My attempt to control her tantrums fails.

I have to bring my head into the forward looking position. Then I start searching her back pack for the juice.

I bring Lola to the Village Day Care, on Avenue A between 2nd and 3rd streets, which usually is very convenient because it is on my way to the subway. I can take either the 2nd Avenue subway stop or the Broadway Lafayette B or D.

My office is midtown. I take the F train to Radio City Hall/Rockefeller Center at 47th and 6th Avenue. 630 6th Avenue or 1 Rockefeller Plaza, 9th floor. I am a paralegal for a chronic masturbator: my friend Bill. Bill is everybody’s friend.

“Otherwise do you think I would have hired you? Most of the time your work is sub par”.

He thinks “sub par” is French. He graduated from NYU Law School in the early 80s. Which means NYU was not what it eventually became. Or, if you went then to NYU, you were not what today’s students are.

In terms of LSAT.

We see some friends of Lola’s. She wants to run toward them. I close her backpack. I let her run and I turn my head back toward the limousine.

If Andrei Serban were to open the door of that limousine his pick up lines would be a reading.

“You have come to see me, haven’t you?” he would rhetorically ask me while opening the door to his limousine and inviting me inside.

“No, spirit of evil and lord of the shadows,’ I would reply with a hostile glare treating him as if he were Bulgakov’s Woland. I am well read.

“Well, tax-gatherer, if you’ve come to see me, why don’t you wish me well?” he would continue imperturbably.

“Because I have no wish to see you well,” I would say impudently reading from an English translation of The Master and Margarita as I do not speak Russian.

“Then I am afraid you will have to reconcile yourself to my good health,” would retort Andrei.

“Shadows are also cast by trees and living things. Do you want to strip the whole globe by removing every tree and every creature to satisfy your fantasy of a bare world? You’re stupid.” I would then say.

He would not smile once. During all this time his face would be so marble like that I would be transfixed by it.

Before I leave however he would add laughingly: “Nikogda ne razgovarivaite s neizvestnymi.”

For some strange reason I actually understand what it means. It is the Russian version of “never talk to strangers.”

I see Lola embracing her little friend Laly. I approach Laly’s mom and we exchange a polite nod. Then Lola turns to me and says: “Good bye and good night mommy.” She laughs and runs inside the school.

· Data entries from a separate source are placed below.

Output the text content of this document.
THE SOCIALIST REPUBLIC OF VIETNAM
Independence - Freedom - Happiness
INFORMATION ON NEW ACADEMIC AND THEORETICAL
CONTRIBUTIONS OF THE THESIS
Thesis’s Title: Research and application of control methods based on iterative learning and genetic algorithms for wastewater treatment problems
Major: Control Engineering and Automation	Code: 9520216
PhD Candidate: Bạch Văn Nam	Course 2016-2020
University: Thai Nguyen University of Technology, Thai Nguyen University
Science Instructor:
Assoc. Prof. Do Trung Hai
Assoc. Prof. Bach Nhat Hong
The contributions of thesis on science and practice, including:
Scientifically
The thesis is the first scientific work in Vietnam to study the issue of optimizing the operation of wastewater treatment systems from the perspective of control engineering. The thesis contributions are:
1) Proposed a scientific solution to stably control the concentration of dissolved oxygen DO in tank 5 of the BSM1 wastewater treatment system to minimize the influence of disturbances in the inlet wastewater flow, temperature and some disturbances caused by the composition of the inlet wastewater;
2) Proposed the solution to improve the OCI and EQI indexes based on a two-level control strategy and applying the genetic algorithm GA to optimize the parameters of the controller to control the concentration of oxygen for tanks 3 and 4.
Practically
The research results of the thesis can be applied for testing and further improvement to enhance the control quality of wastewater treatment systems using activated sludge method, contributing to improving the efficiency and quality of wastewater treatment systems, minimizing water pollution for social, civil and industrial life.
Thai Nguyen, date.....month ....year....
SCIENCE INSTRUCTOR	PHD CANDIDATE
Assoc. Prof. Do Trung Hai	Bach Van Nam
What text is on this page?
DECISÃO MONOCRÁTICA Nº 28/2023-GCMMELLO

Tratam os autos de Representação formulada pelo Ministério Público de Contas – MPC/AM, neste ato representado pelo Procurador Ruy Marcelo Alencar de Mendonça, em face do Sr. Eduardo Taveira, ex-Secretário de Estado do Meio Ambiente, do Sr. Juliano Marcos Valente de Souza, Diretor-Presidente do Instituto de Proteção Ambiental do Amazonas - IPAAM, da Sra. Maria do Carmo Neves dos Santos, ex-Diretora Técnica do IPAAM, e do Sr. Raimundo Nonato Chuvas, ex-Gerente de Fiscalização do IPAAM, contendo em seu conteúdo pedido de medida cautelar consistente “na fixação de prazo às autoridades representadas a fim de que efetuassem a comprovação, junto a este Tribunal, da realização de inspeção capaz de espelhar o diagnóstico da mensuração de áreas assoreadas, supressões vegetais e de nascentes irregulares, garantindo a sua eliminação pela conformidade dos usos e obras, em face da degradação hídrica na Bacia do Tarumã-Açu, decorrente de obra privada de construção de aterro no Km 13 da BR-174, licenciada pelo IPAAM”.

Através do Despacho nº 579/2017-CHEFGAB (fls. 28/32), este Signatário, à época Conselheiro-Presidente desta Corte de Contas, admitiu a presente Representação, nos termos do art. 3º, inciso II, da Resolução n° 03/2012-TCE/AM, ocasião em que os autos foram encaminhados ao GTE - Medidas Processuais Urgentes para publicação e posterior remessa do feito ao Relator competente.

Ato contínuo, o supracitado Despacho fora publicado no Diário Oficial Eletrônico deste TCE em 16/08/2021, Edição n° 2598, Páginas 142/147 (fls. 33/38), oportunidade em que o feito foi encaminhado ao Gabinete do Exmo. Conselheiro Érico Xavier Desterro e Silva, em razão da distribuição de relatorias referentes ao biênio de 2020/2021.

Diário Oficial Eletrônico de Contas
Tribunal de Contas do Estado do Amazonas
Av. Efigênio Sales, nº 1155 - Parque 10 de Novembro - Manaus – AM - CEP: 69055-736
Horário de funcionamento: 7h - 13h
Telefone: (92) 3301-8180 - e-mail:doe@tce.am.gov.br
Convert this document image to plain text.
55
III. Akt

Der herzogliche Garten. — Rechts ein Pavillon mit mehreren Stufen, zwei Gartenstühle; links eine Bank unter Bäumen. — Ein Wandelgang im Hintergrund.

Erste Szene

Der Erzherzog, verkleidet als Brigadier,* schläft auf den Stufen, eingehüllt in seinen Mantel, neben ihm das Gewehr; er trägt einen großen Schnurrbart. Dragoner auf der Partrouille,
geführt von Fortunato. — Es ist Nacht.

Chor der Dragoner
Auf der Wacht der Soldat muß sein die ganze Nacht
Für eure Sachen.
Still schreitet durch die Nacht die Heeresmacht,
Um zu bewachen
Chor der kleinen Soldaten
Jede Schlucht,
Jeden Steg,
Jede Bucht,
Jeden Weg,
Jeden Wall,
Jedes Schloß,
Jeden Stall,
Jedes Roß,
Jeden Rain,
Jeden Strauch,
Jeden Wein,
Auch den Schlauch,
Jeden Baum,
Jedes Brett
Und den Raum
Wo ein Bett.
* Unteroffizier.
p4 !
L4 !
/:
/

I continue my trip to the subway. At the corner of 2nd and 1st Avenue a hand hands me with a blue flier in front of my face. I take it, open it and read it.

March 18 +19 +20. Global Days of Protest and Outrage on the 2nd anniversary of the war.

 I skip down the page and read the dates:

Friday, March 18, Saturday, March 19 and Sunday, March 20.

 All dates when I am unavailable.

I take the flier, I fold it and put inside a book I am reading on the subway. “Sweet Sunday” by a Brit who, like me, lived for a while in New York and, unlike me, thought that NoHo’s as old as SoHo. I hear the train. I hurry and think about the protest.

Another good thing that I will not do in this lifetime.